Andreas se encogió de hombros, como diciendo: «Qué le vamos a hacer, ¡ahora estoy aquí!». El funcionario le estampó, acto seguido, un sello rojo que le autorizaba a permanecer en el país tres meses. El trámite con Solstice, que mostró un pasaporte británico, fue rápido y sin preguntas.
—Quería ponerte nervioso —dijo ella con un mohín en los labios mientras avanzaban por un hall prácticamente vacío—, ver si cometías algún error que te delatara. Lo has hecho bien.
—La verdad es que me habría puesto en un aprieto si me llega a preguntar cuál es el motivo del viaje, puesto que aún no lo sé.
En vez de responder a la provocación, la dama misteriosa permaneció en silencio mientras Andreas la guiaba por el control de aduana. Tras declarar que no tenían nada que declarar, atravesaron un largo corredor —los suelos brillaban como un espejo— hasta un hall circular poco animado pese a los Duty Free. Desde allí había un último pasillo hasta la salida a una carretera que llevaba a la autopista que unía Tel Aviv con Jerusalén.
Un hombre recio abrió la puerta de su taxi blanco para que Solstice pudiera entrar. Andreas la acompañó en el asiento de atrás y comunicó al conductor, que arrancó suavemente, el nombre del hotel.
—Buen establecimiento, sí, señor. Antes fue el cine Esther, uno de los más antiguos del país. De pequeño veía allí programas dobles. ¿Les gusta el cine?
Andreas miró la nuca del conductor coronada por una kipá blanca, la cobertura ritual de los judíos, y luego de reojo a Solstice, que no parecía dispuesta a dar conversación. Para evitar una salida de tono por su parte, finalmente respondió:
—Solo el cine mudo.
Tal como había explicado el conductor, el hotel de la plaza Dizengoff —en pleno centro de Tel Aviv— tenía el aspecto de cine monumental como los de la época dorada de las salas. Dentro de un edificio blanco estilo Bauhaus encontraron una recepción llena de motivos fílmicos. Se servían incluso palomitas de maíz.
—Señorita Bloomberg, el tiempo se ha hecho largo sin su presencia —dijo un amanerado recepcionista teñido de rubio—. Afortunadamente, su hermano ha tenido a bien comunicarnos su llegada.
Tras decir esto introdujo sus datos en el ordenador y, acto seguido, le entregó una tarjeta electrónica para una habitación en el piso tercero. Andreas se sintió invisible ante el dandi que ocupaba el otro lado del mostrador. Puesto que era inconcebible compartir habitación con un cliente de la agencia, finalmente preguntó:
—¿Hay una habitación para mí?
El eficaz recepcionista contestó a su vez con una pregunta:
—¿Tiene usted una reserva?
—No, a no ser que la señorita Bloomberg… —repuso hablando en dirección a Solstice, cuyo silencio confirmaba que no había previsto nada para él.

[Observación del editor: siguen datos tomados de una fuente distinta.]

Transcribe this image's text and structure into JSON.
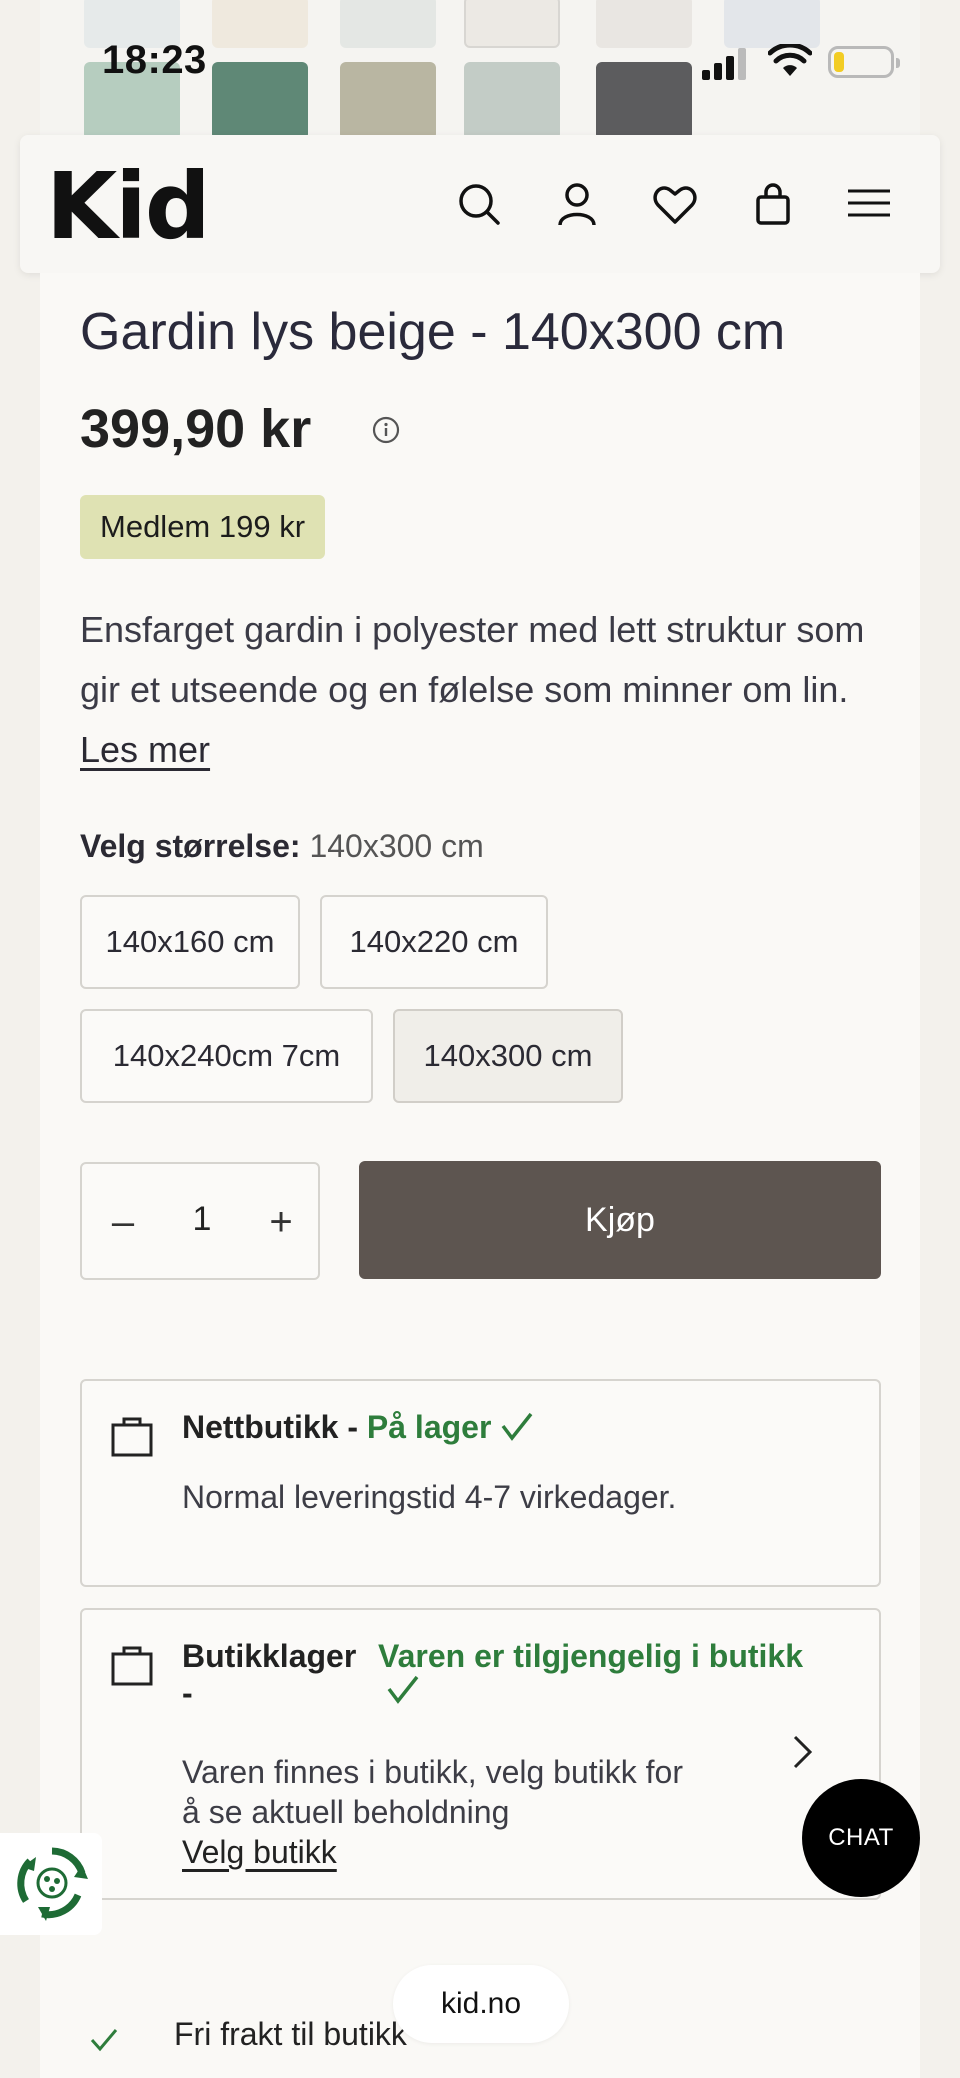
{
  "status_bar": {
    "time": "18:23"
  },
  "header": {
    "logo": "Kid"
  },
  "product": {
    "title": "Gardin lys beige - 140x300 cm",
    "price": "399,90 kr",
    "member_badge": "Medlem 199 kr",
    "description": "Ensfarget gardin i polyester med lett struktur som gir et utseende og en følelse som minner om lin.",
    "read_more": "Les mer"
  },
  "size": {
    "label": "Velg størrelse:",
    "current": "140x300 cm",
    "options": [
      "140x160 cm",
      "140x220 cm",
      "140x240cm 7cm",
      "140x300 cm"
    ],
    "selected_index": 3
  },
  "quantity": {
    "value": "1",
    "minus": "–",
    "plus": "+"
  },
  "buy_button": "Kjøp",
  "online_stock": {
    "label": "Nettbutikk -",
    "status": "På lager",
    "delivery": "Normal leveringstid 4-7 virkedager."
  },
  "store_stock": {
    "label": "Butikklager",
    "dash": "-",
    "status": "Varen er tilgjengelig i butikk",
    "line1": "Varen finnes i butikk, velg butikk for",
    "line2": "å se aktuell beholdning",
    "choose_store": "Velg butikk"
  },
  "chat_button": "CHAT",
  "browser_domain": "kid.no",
  "free_shipping": "Fri frakt til butikk",
  "colors": {
    "accent_green": "#2e7d3c",
    "buy_bg": "#5d5550",
    "member_bg": "#dfe2b3"
  },
  "icons": [
    "search-icon",
    "user-icon",
    "heart-icon",
    "bag-icon",
    "menu-icon",
    "info-icon",
    "check-icon",
    "chevron-right-icon",
    "recycle-icon"
  ]
}
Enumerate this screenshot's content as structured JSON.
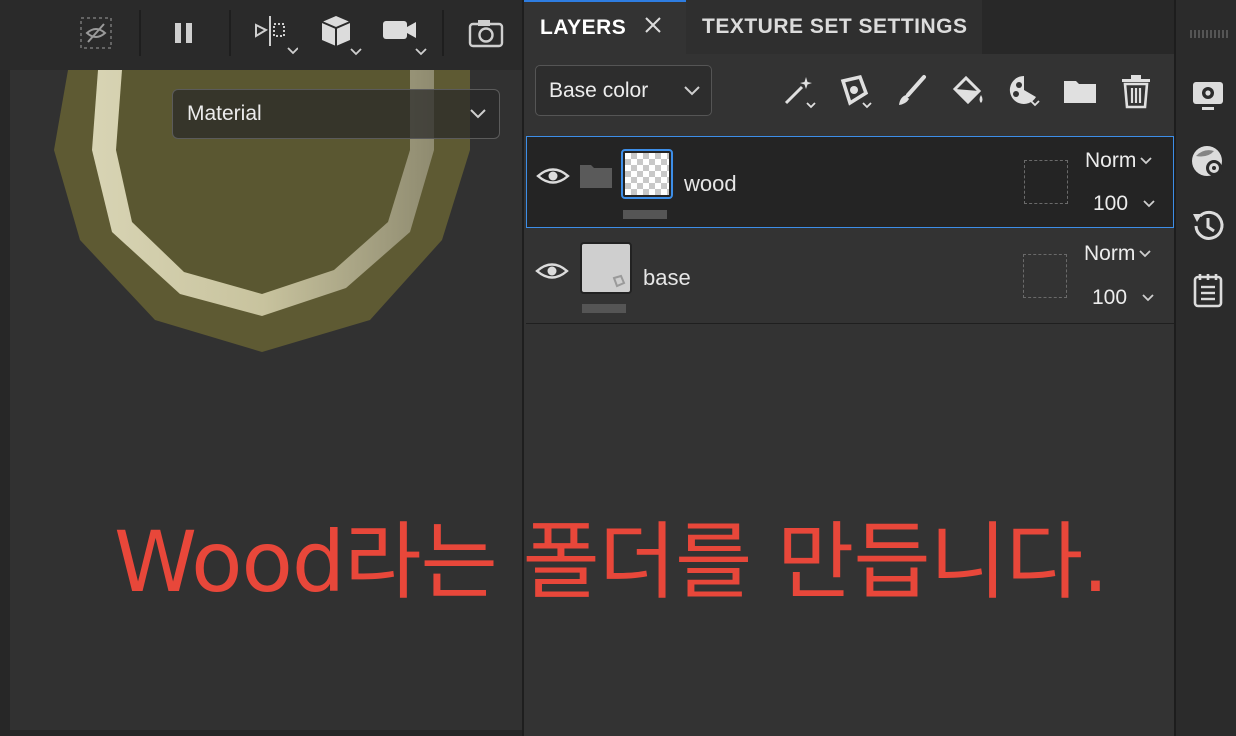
{
  "viewport": {
    "toolbar": {
      "icons": [
        "hide-icon",
        "pause-icon",
        "symmetry-icon",
        "cube-icon",
        "camera-video-icon",
        "screenshot-camera-icon"
      ]
    },
    "material_select": {
      "value": "Material"
    }
  },
  "caption": {
    "text": "Wood라는 폴더를 만듭니다."
  },
  "layers_panel": {
    "tabs": [
      {
        "label": "LAYERS",
        "active": true
      },
      {
        "label": "TEXTURE SET SETTINGS",
        "active": false
      }
    ],
    "channel_select": {
      "value": "Base color"
    },
    "tools": [
      "magic-wand-icon",
      "fill-layer-icon",
      "paint-brush-icon",
      "paint-bucket-icon",
      "generator-icon",
      "folder-icon",
      "trash-icon"
    ],
    "layers": [
      {
        "name": "wood",
        "blend": "Norm",
        "opacity": "100",
        "selected": true,
        "type": "folder"
      },
      {
        "name": "base",
        "blend": "Norm",
        "opacity": "100",
        "selected": false,
        "type": "fill"
      }
    ]
  },
  "dock": {
    "icons": [
      "settings-display-icon",
      "shader-settings-icon",
      "history-icon",
      "log-icon"
    ]
  },
  "colors": {
    "accent": "#3d8ee8",
    "caption": "#e8473a",
    "panel": "#333333"
  }
}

—Pues sin reserva no hay habitación. Estamos hasta los topes, caballero.
Andreas miró irritado a su cliente, que parecía disfrutar con la situación. Mientras la acompañaba hasta el ascensor, ella comentó:
—Esperaba que un guía de viajes de aventura fuera capaz de procurarse una habitación de hotel.
—Ciertamente —dijo ocultando su mal humor—, si no fuera porque me han avisado para este trabajo con menos de un día de antelación. La agencia solo me ha procurado el vuelo. Pero tienes razón: soy un advenedizo, es la primera vez que salgo de viaje…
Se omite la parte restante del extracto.